Ma gli scontri anche violenti registrati in diverse città sono solo la punta di una protesta diffusa che non ha bisogno dei riflettori della guerriglia urbana per dimostrare quanto si sia ormai allargata in tutto l’arcipelago. Decine di migliaia di indonesiani hanno continuato infatti a manifestare anche ieri in tutto il Paese come ormai avviene dal giorno dopo l’approvazione della legge di riforma del mercato del lavoro.

GLI ARRESTI AMMONTANO a centinaia mentre scioperi e proteste scuotono diverse città indonesiane anche se i maggiori concentramenti si segnalano a Giacarta e Bandung. L’atmosfera è tesa e i sindacati, che hanno proclamato tre giorni di sciopero, non intendono mollare la presa sino a che la legge non tornerà in parlamento, cosa probabile perché, gli stessi partiti che le hanno votato contro, forti della piazza, potranno ora pretenderne una revisione.

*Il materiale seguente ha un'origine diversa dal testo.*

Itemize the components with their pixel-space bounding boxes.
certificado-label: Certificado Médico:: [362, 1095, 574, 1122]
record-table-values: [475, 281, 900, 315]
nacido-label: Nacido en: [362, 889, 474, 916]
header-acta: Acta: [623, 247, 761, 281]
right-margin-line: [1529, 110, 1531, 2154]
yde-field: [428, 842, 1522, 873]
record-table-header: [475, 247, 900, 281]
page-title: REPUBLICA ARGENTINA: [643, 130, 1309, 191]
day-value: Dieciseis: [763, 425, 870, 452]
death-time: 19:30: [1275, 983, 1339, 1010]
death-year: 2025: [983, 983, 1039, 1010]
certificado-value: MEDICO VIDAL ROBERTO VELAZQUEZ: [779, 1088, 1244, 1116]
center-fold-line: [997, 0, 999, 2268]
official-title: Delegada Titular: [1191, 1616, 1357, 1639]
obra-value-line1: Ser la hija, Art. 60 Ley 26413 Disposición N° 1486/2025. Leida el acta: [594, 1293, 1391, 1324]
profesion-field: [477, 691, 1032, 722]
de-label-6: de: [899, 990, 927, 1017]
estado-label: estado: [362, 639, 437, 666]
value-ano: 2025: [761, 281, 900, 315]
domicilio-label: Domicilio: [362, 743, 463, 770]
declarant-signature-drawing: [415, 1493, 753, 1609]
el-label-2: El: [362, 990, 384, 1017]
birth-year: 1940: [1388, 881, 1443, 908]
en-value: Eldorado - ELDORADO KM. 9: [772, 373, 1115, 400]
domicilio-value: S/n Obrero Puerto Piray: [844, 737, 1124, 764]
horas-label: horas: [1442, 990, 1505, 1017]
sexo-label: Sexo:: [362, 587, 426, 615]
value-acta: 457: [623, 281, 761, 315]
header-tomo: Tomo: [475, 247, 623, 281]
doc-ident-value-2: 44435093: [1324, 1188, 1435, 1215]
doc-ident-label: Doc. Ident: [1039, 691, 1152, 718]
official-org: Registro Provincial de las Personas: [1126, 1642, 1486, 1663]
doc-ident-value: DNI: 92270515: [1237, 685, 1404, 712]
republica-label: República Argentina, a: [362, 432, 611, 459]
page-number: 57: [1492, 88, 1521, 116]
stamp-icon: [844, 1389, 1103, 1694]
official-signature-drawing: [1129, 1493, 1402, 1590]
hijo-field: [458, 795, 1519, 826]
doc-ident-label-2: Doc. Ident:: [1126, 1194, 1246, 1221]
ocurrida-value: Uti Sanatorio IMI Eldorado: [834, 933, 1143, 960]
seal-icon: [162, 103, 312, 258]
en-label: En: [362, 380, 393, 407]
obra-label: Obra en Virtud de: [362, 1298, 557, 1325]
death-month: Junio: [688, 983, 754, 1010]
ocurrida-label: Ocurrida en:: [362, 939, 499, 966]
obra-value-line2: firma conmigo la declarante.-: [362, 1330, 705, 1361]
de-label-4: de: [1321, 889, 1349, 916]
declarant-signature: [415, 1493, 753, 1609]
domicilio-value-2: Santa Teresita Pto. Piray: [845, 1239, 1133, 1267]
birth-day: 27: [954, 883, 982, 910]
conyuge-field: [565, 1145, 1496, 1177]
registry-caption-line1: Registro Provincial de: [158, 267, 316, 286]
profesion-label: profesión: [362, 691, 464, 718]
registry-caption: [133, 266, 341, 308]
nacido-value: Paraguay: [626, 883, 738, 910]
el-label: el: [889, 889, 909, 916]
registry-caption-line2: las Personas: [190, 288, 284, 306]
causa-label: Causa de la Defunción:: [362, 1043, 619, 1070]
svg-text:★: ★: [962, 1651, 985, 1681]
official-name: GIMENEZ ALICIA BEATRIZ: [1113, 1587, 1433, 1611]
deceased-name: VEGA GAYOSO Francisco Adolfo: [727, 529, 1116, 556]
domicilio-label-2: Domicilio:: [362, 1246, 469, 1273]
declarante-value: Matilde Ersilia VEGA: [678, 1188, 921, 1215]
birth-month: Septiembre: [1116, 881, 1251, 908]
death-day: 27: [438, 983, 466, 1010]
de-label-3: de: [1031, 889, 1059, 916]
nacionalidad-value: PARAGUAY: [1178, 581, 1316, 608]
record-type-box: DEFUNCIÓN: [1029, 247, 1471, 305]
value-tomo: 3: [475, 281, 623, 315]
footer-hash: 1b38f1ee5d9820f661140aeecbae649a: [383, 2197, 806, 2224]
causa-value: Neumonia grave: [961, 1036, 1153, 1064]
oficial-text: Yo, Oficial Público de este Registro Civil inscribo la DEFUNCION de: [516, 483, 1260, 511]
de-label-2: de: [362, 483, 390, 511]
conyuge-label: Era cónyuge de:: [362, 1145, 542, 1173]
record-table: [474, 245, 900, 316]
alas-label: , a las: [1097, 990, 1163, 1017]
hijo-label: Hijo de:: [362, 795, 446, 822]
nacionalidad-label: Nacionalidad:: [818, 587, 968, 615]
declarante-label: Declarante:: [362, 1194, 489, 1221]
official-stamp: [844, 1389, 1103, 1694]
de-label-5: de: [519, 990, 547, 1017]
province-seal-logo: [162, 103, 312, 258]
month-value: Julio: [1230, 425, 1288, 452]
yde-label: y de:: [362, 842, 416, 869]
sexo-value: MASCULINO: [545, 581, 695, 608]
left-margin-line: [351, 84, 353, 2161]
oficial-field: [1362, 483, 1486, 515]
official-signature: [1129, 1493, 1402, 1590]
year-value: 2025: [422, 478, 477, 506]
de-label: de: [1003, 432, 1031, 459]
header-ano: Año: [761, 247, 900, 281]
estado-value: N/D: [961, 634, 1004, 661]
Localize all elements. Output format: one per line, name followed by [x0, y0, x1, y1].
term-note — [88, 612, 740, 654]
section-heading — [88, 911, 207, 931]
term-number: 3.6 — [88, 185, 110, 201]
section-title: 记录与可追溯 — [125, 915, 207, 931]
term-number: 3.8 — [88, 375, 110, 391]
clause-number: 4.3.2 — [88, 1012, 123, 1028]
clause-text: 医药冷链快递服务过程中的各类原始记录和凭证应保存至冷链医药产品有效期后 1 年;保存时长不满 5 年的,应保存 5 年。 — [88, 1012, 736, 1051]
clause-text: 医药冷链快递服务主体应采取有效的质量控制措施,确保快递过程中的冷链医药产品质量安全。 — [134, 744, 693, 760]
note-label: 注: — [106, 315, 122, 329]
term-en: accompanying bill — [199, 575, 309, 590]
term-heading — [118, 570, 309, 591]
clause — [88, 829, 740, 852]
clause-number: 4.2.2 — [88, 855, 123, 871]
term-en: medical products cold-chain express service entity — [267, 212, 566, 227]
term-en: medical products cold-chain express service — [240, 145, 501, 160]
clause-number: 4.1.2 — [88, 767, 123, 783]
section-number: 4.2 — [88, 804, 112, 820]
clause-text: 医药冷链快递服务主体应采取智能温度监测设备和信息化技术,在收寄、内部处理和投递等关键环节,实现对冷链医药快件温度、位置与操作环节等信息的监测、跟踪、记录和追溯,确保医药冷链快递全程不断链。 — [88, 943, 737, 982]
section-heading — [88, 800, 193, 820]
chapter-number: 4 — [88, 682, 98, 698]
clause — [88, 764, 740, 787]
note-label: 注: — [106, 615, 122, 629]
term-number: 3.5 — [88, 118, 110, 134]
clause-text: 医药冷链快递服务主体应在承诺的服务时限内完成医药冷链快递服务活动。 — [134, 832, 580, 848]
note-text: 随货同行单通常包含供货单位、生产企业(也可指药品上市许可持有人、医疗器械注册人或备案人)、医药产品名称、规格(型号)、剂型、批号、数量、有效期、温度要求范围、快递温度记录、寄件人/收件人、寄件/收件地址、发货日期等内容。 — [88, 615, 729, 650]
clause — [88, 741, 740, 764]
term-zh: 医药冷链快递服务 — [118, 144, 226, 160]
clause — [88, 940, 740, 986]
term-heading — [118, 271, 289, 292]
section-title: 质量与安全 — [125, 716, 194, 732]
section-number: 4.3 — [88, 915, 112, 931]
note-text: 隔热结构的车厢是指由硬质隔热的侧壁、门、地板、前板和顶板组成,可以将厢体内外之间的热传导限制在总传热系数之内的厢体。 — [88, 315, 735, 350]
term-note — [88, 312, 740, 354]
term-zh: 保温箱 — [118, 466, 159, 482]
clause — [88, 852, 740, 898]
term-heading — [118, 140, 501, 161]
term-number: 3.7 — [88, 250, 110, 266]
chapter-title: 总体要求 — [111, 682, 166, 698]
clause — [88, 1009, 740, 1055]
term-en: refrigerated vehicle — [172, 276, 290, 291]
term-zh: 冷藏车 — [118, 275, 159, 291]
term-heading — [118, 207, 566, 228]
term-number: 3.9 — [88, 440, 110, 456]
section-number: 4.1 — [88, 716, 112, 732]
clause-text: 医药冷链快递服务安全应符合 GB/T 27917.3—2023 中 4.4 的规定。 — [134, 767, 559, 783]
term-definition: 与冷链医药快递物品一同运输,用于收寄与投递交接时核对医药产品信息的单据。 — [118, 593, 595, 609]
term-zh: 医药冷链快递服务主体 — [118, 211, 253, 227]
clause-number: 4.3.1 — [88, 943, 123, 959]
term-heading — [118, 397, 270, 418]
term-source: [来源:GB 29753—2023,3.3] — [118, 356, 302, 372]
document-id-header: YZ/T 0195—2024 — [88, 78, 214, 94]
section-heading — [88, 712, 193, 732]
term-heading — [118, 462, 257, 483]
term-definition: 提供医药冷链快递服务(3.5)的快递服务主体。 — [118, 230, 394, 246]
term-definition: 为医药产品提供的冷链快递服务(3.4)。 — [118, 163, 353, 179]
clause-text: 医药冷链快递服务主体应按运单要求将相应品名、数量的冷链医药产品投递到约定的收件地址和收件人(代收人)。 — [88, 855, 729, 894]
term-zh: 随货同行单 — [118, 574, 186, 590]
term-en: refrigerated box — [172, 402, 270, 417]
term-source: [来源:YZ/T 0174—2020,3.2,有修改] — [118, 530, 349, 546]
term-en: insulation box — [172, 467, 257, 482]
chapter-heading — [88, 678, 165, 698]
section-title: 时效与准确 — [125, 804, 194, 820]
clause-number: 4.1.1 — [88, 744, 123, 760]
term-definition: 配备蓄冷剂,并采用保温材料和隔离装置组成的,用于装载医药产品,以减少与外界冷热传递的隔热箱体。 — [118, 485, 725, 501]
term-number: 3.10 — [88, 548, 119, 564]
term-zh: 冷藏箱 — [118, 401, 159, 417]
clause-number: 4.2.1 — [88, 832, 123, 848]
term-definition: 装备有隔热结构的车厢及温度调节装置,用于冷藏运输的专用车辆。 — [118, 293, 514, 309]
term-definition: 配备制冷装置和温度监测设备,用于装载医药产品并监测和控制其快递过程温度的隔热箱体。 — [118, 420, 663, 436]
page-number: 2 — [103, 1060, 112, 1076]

La legge, che modifica 79 disposizioni legislative in materia di lavoro e che è stata fortemente voluta dall’esecutivo del presidente Joko «Jokowi» Widodo, è stata approvata con il sostegno di sette partiti su nove. E ora i due contrari – quello dell’ex presidente Yudhoyono e una formazione islamista – promettono battaglia mentre la Confederation of All Indonesian Workers Unions (quasi 5 milioni di aderenti) vuole sottoporre il caso alla Corte costituzionale.

La legge è una pietra miliare della riforma che Jokowi ha in mente per rendere il Paese più agguerrito ed efficiente sul piano produttivo per meglio competere con le rivali Malaysia, Vietnam o Thailandia. Vuole rendere l’Indonesia un posto attraente per aziende straniere in cerca di nuovi mercati o di produzioni delocalizzate. Ma il piano, se snellisce la burocrazia e modernizza la macchina statale, tiene poco in conto i diritti di chi lavora e poco fa per la salvaguardia ambientale.

Licenziare e inquinare, insomma, sembrano i due buchi neri che hanno fatto imbufalire i sindacati che lamentano di esser stati tagliati fuori dal dibattito sulla formulazione della Omnibus.

PER IL PRESIDENTE è invece essenziale e consentirà almeno due-tre milioni di nuovi posti di lavoro. Come ha spiegato prima del voto alla Bbc lo stesso Jokowi: «Vogliamo semplificare i processi burocratici di autorizzazione e vogliamo velocità con un’armonizzazione della legge che crei servizi rapidi e una rapida definizione delle politiche in modo che l’Indonesia sia più veloce nel rispondere a come cambia il mondo».

Ma la sua legge sembra troppo vicina alle teorie neoliberiste che finora lo hanno governato con effetti nefasti sulle categorie più fragili e sui diritti di chi ha già un lavoro: abolisce il salario minimo settoriale, a favore dei minimi fissati dai governatori regionali; riduce l’indennità di licenziamento da 32 mensilità a un massimo di 19 anche se viene creato un fondo statale di sostegno; aumentano gli straordinari consentiti fino a un massimo di 4 ore al giorno e 18 ore settimanali; i giorni liberi si ridurranno da due a uno. Vengono poi ridotte le restrizioni sull’esternalizzazione e sui posti di lavoro in cui possano lavorare espatriati. Infine la legge diventa più morbida sugli standard ambientali poiché costringe le imprese a presentare un’analisi di impatto ambientale solo se il progetto viene considerato ad alto rischio.